Now, what about us? Of course, we are neither Persian astrologers nor Palestinian shepherds, yet we too on this day are confronted with the birth of Jesus Christ and have important roles to play in worshipping Him. Perhaps a third and final 19th century English poet, Elizabeth Barrett Browning, has something to say to us in her poem, “Human Life’s Mystery.” In the opening line she uses the word “glebe” which is church-owned land that provides income for a resident minister. The poem begins:
We sow the glebe, we reap the corn,
We build the house where we may rest,
And then, at moments, suddenly,
We look up to the great wide sky,
Inquiring wherefore we were born…
For earnest or for jest? [...]
God keeps His holy mysteries
Just on the outside of man’s dream; [...]

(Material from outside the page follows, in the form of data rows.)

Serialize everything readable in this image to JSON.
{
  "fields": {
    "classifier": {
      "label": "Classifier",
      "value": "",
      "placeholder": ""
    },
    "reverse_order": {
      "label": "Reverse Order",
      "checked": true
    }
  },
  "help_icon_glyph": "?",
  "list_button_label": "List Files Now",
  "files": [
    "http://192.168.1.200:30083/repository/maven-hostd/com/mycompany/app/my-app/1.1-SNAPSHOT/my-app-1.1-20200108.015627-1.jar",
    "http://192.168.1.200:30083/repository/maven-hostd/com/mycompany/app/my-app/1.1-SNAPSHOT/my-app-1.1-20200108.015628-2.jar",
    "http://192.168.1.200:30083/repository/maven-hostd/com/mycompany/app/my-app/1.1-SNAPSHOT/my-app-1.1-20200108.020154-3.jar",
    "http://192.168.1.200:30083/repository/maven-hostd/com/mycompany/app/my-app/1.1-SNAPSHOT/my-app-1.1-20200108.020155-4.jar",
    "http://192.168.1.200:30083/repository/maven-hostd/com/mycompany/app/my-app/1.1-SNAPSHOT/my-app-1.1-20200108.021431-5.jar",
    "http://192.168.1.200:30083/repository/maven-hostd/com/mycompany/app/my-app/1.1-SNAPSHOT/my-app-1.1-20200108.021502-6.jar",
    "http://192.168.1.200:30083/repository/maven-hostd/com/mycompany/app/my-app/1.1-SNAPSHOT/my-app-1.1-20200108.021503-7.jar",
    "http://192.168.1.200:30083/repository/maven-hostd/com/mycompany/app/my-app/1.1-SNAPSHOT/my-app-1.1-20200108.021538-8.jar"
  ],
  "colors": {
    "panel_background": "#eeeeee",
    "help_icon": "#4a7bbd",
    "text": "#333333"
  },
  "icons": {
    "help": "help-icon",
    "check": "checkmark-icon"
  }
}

While they [that is, our dreams] float pure beneath His eyes,
Like swans adown a stream. [...]
Yet, touching so, they draw above
Our common thoughts to Heaven’s unknown,
Our daily joy and pain advance
To a divine significance,
Our human love—O mortal love,
That light is not its own! [...]
That’s each of us, isn’t it? We work hard, “we build the house where we may rest;” we question the purpose of our lives as being “for earnest or for jest,” as we experience that God keeps “His holy mysteries just on the outside of [our] dreams.” And yet, and yet, we are drawn above to “Heaven’s unknown” precisely because “our daily joy and pain advance to a divine significance.”
I deeply believe that Elizabeth Barrett Browning is right: “our daily joy and pain [do] advance to a divine significance,” but it may not happen precisely as we think it might happen. In his Confessions 23.37, on the death of his devout and patient mother St Monica, St Augustine prayed that all her hopes for his life would be fulfilled, and I quote “through my confessions more than through my prayers.” That is a challenging prayer. Certainly, we should pray to the Lord daily; however, it may well be more important to confess our sins to the Lord daily, to be honest with the Lord and with ourselves. Within each of us there is a saint and a sinner; and we need to learn how to recognise when we are being saints and when we are being sinners. Then we can draw closer to God’s “holy mysteries just on the outside of [our] dreams.” It may well be that in this life we cannot reach those holy mysteries, but we can do what Sylvia and I in were urged to do in a Christmas card given to us yesterday by a member of the parish: “Listen for His voice, rest in His love and know all is well in His hands.”
I close with the words of St John Chrysostom in his Sermon on the Nativity. That great fourth century preacher, teacher and theologian said:
On this day of Christmas, the Word of God, being truly God, appeared in the form of a man, and turned all adoration to himself and away from competing claims for our attention. To Him, then who through the forest of lies has beaten a clear path for us, to Christ, to the Father, and to the Holy Spirit, we offer all praise, now and for ever. Amen.
St John Chrysostom has captured precisely what unites all of us with those first century wise men and shepherds. We three groups of people from such different ages and cultures have “turned away from competing claims for our attention . . . and turned all adoration [that is, all praise, all worship] . . . to Christ, to the Father, and to the Holy Spirit . . . now and for ever.” So there is no great mystical vision here. Each of us can simply turn “away from competing claims for our attention, and worship the Father, the Son and the Holy Spirit—God is three in one.